Cherry was right. She was right about many things, and he liked asking her for advice. He couldn't ask his own mother, not anymore, not since the morning he'd told her about the pregnancy and she'd returned with cash. He didn't blame her for helping him but he knew something had shifted between them in that moment—his mother had done something he'd thought her incapable of, and the boundaries of their relationship had suddenly moved, leaving him disoriented, like stepping into a room and feeling for where the walls had once been but instead only touching air.

“What're you two hens jabbering about?” Finch said, when he came into the kitchen and caught them in mid-conversation. Cherry always said “Nothing” and went back to being her silent self. It amazed Luke, how quickly she could shift. Maybe all women were shapeshifters, changing instantly depending on who was around. Who was Nadia, then, around Shadi Waleed?

“I saw your video,” Cherry said one day when Luke came by to return a book he'd borrowed called
Blu's Hanging.
Here, she'd said, handing it to him. Here's your poor Hawaiians. He'd almost told her that he didn't have to read about it to believe her but he read the book anyway because he could tell it mattered to her. He liked it enough,
even though he'd read online that the treatment of Filipino characters might be a little racist. Was that true, he'd planned to ask her. Was it true that in Hawaii, Filipinos are treated like blacks?

“What video?” he said, half listening as he tried to find the spot on the shelf where the book had been.

“What do you mean?” she said. “What other video is there?”

“Oh,” he said. “That one.”

“Finch had some of the guys over,” she said. “They kept watching it again and again and again.”

He had a sudden, clear image of the Cobras hunched around Finch's computer, replaying the video of his injury and laughing. Jesus Christ, look at Sheppard! One more time, okay, wait for it, wait for—oh shit! The bone and everything! He'd thought he was a Cobra but he wasn't. He was just a gruesome joke.

“Can I see it?” Cherry asked.

“You already did,” he said. He felt strangely betrayed by her, as if she, of all people, should've known better than to watch the video.

“No,” she said. “Your leg.”

She'd spoken so casually, it took him a moment to even realize what she'd asked. “Why?” he said.

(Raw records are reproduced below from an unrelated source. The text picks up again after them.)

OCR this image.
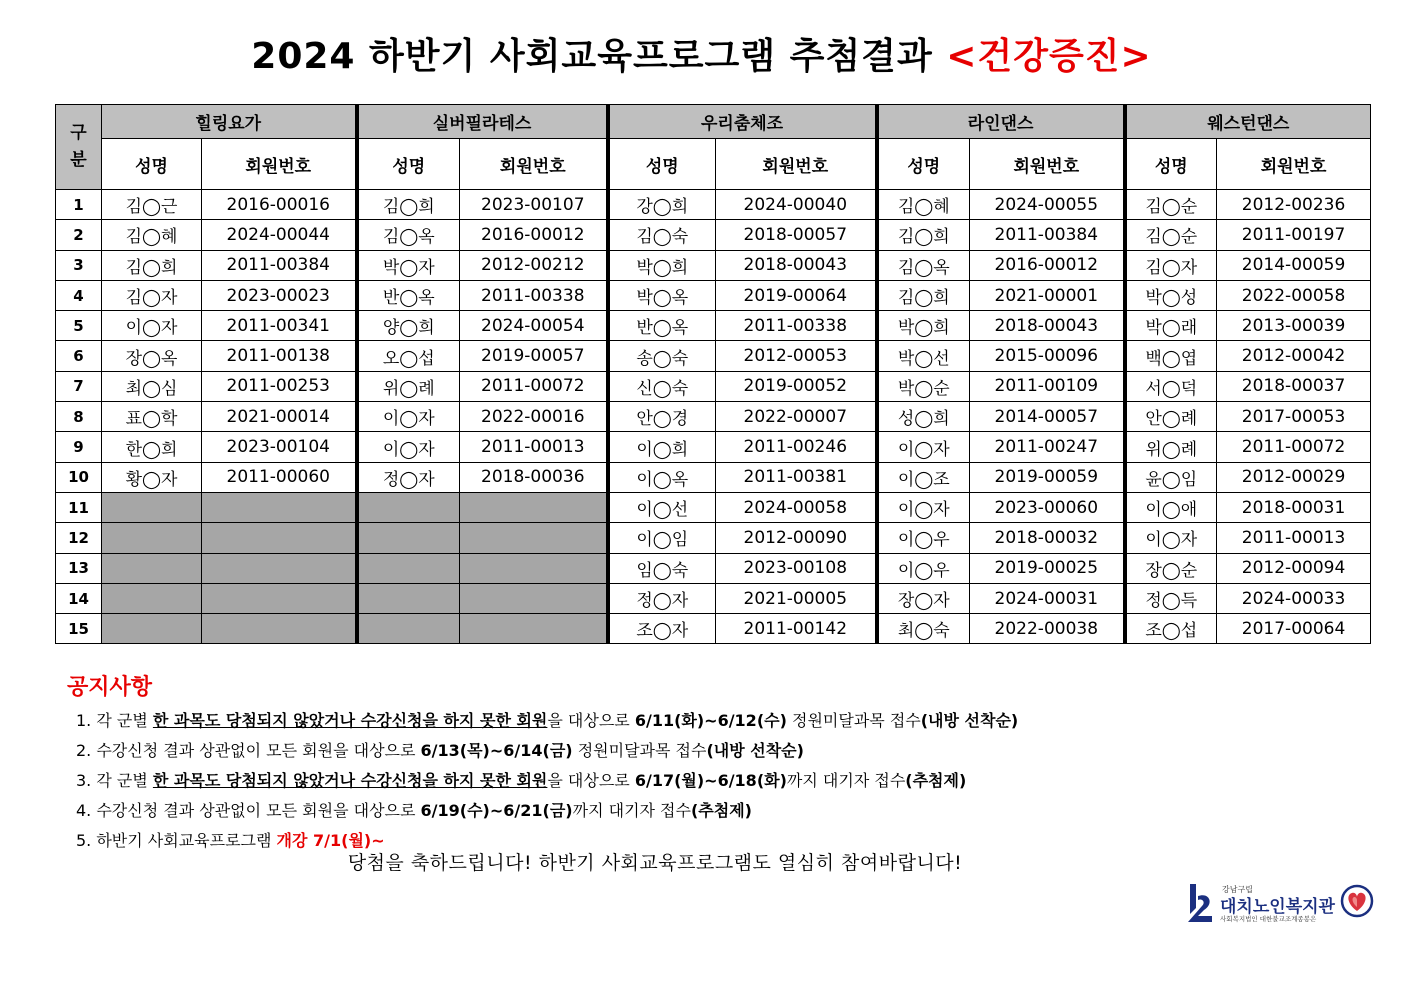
2024 하반기 사회교육프로그램 추첨결과 <건강증진>
구
분	힐링요가		실버필라테스		우리춤체조		라인댄스		웨스턴댄스	
	성명	회원번호	성명	회원번호	성명	회원번호	성명	회원번호	성명	회원번호
1	김◯근	2016-00016	김◯희	2023-00107	강◯희	2024-00040	김◯혜	2024-00055	김◯순	2012-00236
2	김◯혜	2024-00044	김◯옥	2016-00012	김◯숙	2018-00057	김◯희	2011-00384	김◯순	2011-00197
3	김◯희	2011-00384	박◯자	2012-00212	박◯희	2018-00043	김◯옥	2016-00012	김◯자	2014-00059
4	김◯자	2023-00023	반◯옥	2011-00338	박◯옥	2019-00064	김◯희	2021-00001	박◯성	2022-00058
5	이◯자	2011-00341	양◯희	2024-00054	반◯옥	2011-00338	박◯희	2018-00043	박◯래	2013-00039
6	장◯옥	2011-00138	오◯섭	2019-00057	송◯숙	2012-00053	박◯선	2015-00096	백◯엽	2012-00042
7	최◯심	2011-00253	위◯례	2011-00072	신◯숙	2019-00052	박◯순	2011-00109	서◯덕	2018-00037
8	표◯학	2021-00014	이◯자	2022-00016	안◯경	2022-00007	성◯희	2014-00057	안◯례	2017-00053
9	한◯희	2023-00104	이◯자	2011-00013	이◯희	2011-00246	이◯자	2011-00247	위◯례	2011-00072
10	황◯자	2011-00060	정◯자	2018-00036	이◯옥	2011-00381	이◯조	2019-00059	윤◯임	2012-00029
11					이◯선	2024-00058	이◯자	2023-00060	이◯애	2018-00031
12					이◯임	2012-00090	이◯우	2018-00032	이◯자	2011-00013
13					임◯숙	2023-00108	이◯우	2019-00025	장◯순	2012-00094
14					정◯자	2021-00005	장◯자	2024-00031	정◯득	2024-00033
15					조◯자	2011-00142	최◯숙	2022-00038	조◯섭	2017-00064
공지사항
1. 각 군별 한 과목도 당첨되지 않았거나 수강신청을 하지 못한 회원을 대상으로 6/11(화)~6/12(수) 정원미달과목 접수(내방 선착순)
2. 수강신청 결과 상관없이 모든 회원을 대상으로 6/13(목)~6/14(금) 정원미달과목 접수(내방 선착순)
3. 각 군별 한 과목도 당첨되지 않았거나 수강신청을 하지 못한 회원을 대상으로 6/17(월)~6/18(화)까지 대기자 접수(추첨제)
4. 수강신청 결과 상관없이 모든 회원을 대상으로 6/19(수)~6/21(금)까지 대기자 접수(추첨제)
5. 하반기 사회교육프로그램 개강 7/1(월)~
당첨을 축하드립니다! 하반기 사회교육프로그램도 열심히 참여바랍니다!
강남구립
대치노인복지관
사회복지법인 대한불교조계종봉은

“Just want to,” she said. “I can't even understand how you walk on that thing half normal, let alone play.”

She was curious, but not like he'd imagined the Cobras, searching for a laugh. She looked like a person climbing out of a wrecked car, eager to inspect the damage to convince herself it wasn't worse than what she imagined. He sat on the La-Z-Boy near the bookshelf, quietly rolling the leg of his sweatpants up to his knee. His mother had cried when she'd seen him in the hospital bed, his shattered leg propped up in front of him, and not wanting to worry her, he had
smiled and said, “It's fine, it don't even hurt.” His father had called later that afternoon from Atlanta—he was delivering a keynote address at a pastors' conference that night but he'd sent a prayer cloth in his stead. When his mother had placed it on his busted leg, Luke hadn't felt the healing power of God. He'd felt nothing, and maybe, that was the same thing.